Gitaristlerin Ruhani Lideri Jimi Hendrix Hakkında Doğru Bilinen Yanlışlar
adam erken gittiği için kalanlara da boşlukları mitlerle, şehir efsaneleri ile doldurmak kaldığından olsa gerek hakkında baya yalan yanlış bilinen, kulağa daha mı hoş veya karizma geliyor bilemiyorum resmen götten sallanmış şeyler var. dumanlı ucuz biralı rock barlarda kafa güzel olduktan sonra "abiiii adam alnını çiziyormuş malı basıyormuş", "abi adam günde 10 değişik uyuşturucu kullanıyormuş, bana mısın demiyormuş" falan filan böyle çakırkeyif geyiklenen tırıvırı şeyler o an kulağa hoş gelebilir, anlıyorum ama bu götten sallandıkları gerçeğini değiştirmiyor.
öncelikle ordudan ayrılmamıştır, atılmıştır
paraşütle atladıktan sonra "baktım ayağım kırılmış, sikerler yaa dedim vurdum kapıyı çıktım!" hikayesini "atıldım" dememek ve karizmayı çizdirmemek için kendi uydurmuştur. gerçekte, aşırı disiplinsiz oluşu nedeniyle sayısız uyarı almış, bakmışlar bundan adam olmayacak milletin vergisi boşa gidecek, deli oğlana usulca yol verilmiştir. uygunsuz hareketlerine örnek olarak mesela olup olmadık köşelerde gece gündüz fark etmeksizin şakur şukurr sıvazlamak ve daha beteri üstlerine iş üstündeyken yakalanmak, izin günlerinde yakın kasabalara devresi billy cox'la gitar çalmaya gidip karılı kızlı alemlere dalıp zamanında dönmemek, emirleri siklememek falan. ha atılmış olması tarihi bir olaydır, emeği geçenlere teşekkürler.

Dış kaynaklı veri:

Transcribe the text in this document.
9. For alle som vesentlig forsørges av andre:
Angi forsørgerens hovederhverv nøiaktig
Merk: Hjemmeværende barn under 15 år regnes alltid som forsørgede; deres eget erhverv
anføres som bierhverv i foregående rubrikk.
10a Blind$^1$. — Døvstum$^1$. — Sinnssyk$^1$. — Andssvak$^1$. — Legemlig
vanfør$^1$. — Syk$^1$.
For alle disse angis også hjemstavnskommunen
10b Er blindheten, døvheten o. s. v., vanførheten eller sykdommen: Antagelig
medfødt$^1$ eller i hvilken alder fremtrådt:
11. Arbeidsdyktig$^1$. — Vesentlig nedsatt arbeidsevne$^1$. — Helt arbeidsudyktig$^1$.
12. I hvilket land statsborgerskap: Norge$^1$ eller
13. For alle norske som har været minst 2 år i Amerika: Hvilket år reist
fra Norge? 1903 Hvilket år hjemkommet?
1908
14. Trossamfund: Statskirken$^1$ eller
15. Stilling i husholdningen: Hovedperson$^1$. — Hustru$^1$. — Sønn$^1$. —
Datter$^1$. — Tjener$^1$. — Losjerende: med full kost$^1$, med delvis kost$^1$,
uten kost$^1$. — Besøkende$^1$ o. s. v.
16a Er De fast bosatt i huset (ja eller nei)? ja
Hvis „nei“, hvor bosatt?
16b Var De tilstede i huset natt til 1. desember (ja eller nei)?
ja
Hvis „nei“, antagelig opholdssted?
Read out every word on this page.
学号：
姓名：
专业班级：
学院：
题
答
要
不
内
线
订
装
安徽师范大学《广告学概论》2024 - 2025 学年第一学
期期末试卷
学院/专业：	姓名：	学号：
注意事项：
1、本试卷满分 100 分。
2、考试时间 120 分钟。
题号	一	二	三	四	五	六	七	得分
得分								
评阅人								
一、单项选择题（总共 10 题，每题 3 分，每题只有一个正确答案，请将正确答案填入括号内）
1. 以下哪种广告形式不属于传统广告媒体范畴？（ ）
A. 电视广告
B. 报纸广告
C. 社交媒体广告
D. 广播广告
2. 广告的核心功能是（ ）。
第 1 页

yetenekli olmasına yetenekli, deha mı deha evet ama büyük ıskalanan bir gerçek var ki bu adam köpek gibi gitar çalışmış ve çalmıştır
adamın gitara harcadığı mesai şaka değil; ordudan atıldıktan 1967'de ünlü olana dek gezmediği, turlamadığı şehir, kasaba, eyalet ve grup kalmamış. sadece sahnede değil; tur otobüsü, yemek yenilen kafe, otel odaları yani lafın kısası; seks, yemek ve uyku hariç elinden gitar hiç düşmemiş, etrafındaki herkesi hayatından bezdirmiştir. bunlara tüm yol arkadaşları, oda arkadaşları, otobüste yakınında oturma gafletinde bulunan ve uyumaya çalışan grup arkadaşları, meşhur bobby womack, little richard falan da dahil. hatta odasına aldığı veya evinde kaldığı hatunlar ( ki sayısı hiç az değil, tam bir womanizer köftehor) bile bunu belirtmiştir.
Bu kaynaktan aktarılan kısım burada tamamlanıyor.